Mit einem solchen Denken geht auch eines einher: Eine Falle! Es ist eine für den Menschen typische Falle: wer unserer Eitelkeit schmeichelt, der kann sich seines Erfolges bei vielen von uns sicher sein. Und diese Falle ist enorm:  Der Mensch tut so, als ob er tatsächlich autonom sei. Der Mensch ist kein in sich geschlossenes autonomes Individuum. Er ist kompatibel, offen für Gott, nach dem er sich bewusst oder unbewusst sehnt. Ja, ich behaupte, er braucht Gott, um Mensch zu sein. Wenn er das vergisst, wird seine Welt in Folge seiner gewollten Gottlosigkeit keine Spur menschlicher, wir brauchen Gott, um menschlich zu sein. Mensch, ein Wesen, das sich seiner Schönheit und Würde bewusst ist in dem Augenblick, in dem es sich seiner Gottebenbildlichkeit bewusst ist. Es ist müßig, sich all der Beispiele zu erinnern, bei denen Menschen in der Geschichte Gott los werden wollten und zum Tier mutierten, und ich bin mir bewusst, dass Tiere besser sein können als wir! Und dann wurde munter entschieden, was menschlich wertvoll ist und was nicht. Vorsicht, die Büchse der Pandora lässt grüßen, jeder kann sehr wohl in die Lage kommen, dass andere zu uns dann logisch sagen: Du, sieh es doch ein, Du nützt uns nichts mehr, steh nicht im Weg.

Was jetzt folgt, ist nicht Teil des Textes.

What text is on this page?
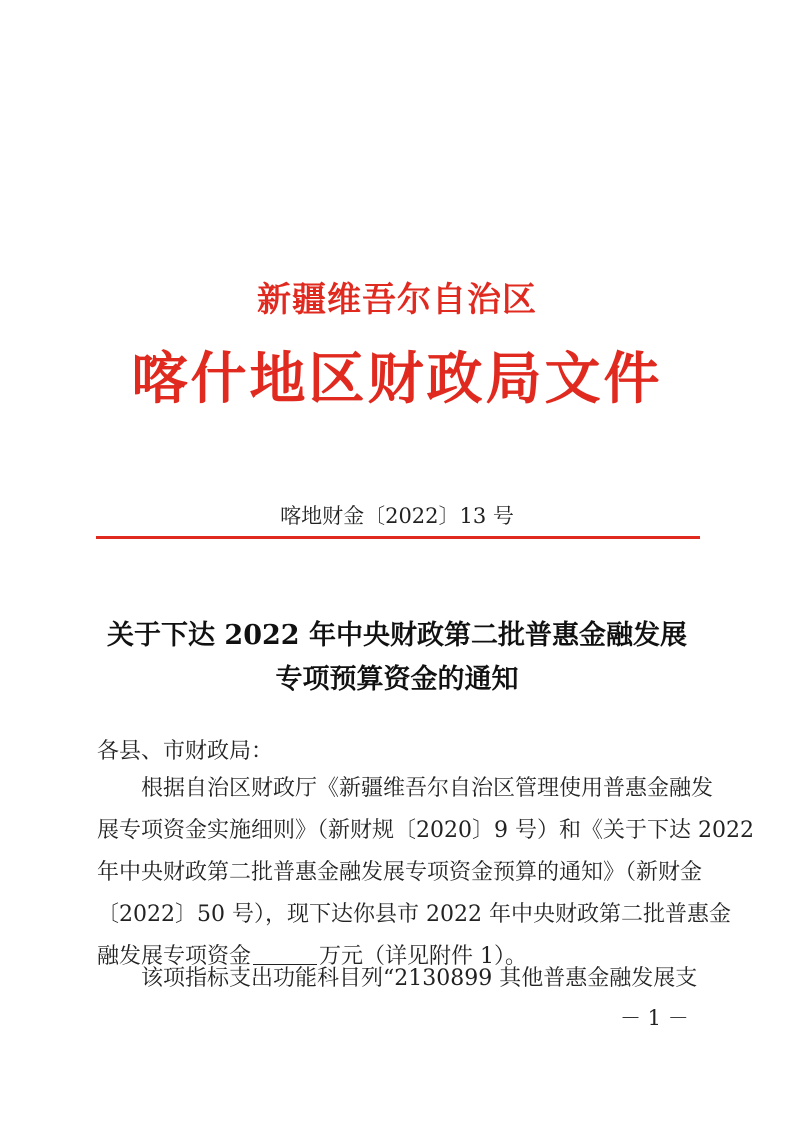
新疆维吾尔自治区
喀什地区财政局文件
喀地财金〔2022〕13 号
关于下达 2022 年中央财政第二批普惠金融发展
专项预算资金的通知
各县、市财政局：
根据自治区财政厅《新疆维吾尔自治区管理使用普惠金融发
展专项资金实施细则》（新财规〔2020〕9 号）和《关于下达 2022
年中央财政第二批普惠金融发展专项资金预算的通知》（新财金
〔2022〕50 号），现下达你县市 2022 年中央财政第二批普惠金
融发展专项资金	万元（详见附件 1）。
该项指标支出功能科目列“2130899 其他普惠金融发展支
－ 1 －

Der Mensch ist offen für Gott selbst. Er ist nicht in sich abgeschlossen, gleichsam autark, er kann sich weder selbst erschaffen, noch selbst erlösen. Das erlösende Wort, die erlösende Tat kommt immer von einem Du, das zu mir eben dieses Wort sagt: Du bist, Du bist schön, Du bist gut, Du bist mein Mensch. Da beginnt Erlösung, wir schenken sie menschlich sogar oft, vollendet schenkt sie allein Gott dem Menschen. Er ist auf Gott hin geschaffen, sein Menschsein sehnt sich mit allen Fasern seines Lebens nach dem Ganzen, gerade da, wo er sich als Teil, als Fragment, gerade als hinfälliges wahrnimmt.

In der Weihnachtszeit soll uns genau dieser Aspekt begleiten. Mensch, Du bist wer!

Gerade in diesen Tagen überfällt uns dann auch unser ganzes Fragment-Sein, unsere Hilflosigkeit, wann immer wir allein sind. Beschämen wir uns nicht selbst, in der Meinung, uns klein zu machen, wenn wir dazu stehen, dass wir bruchstückhaft sind, dass wir Gottes bedürfen. Heben Sie heute nicht zu sehr den Kopf, voller menschlichem Stolz, dann sehen Sie nicht, dass auf dem Boden das Kind liegt, Gott da ist. Wer diese Hand Gottes im Kind von Bethlehem annimmt, der erfährt, dass er ganzer Mensch ist.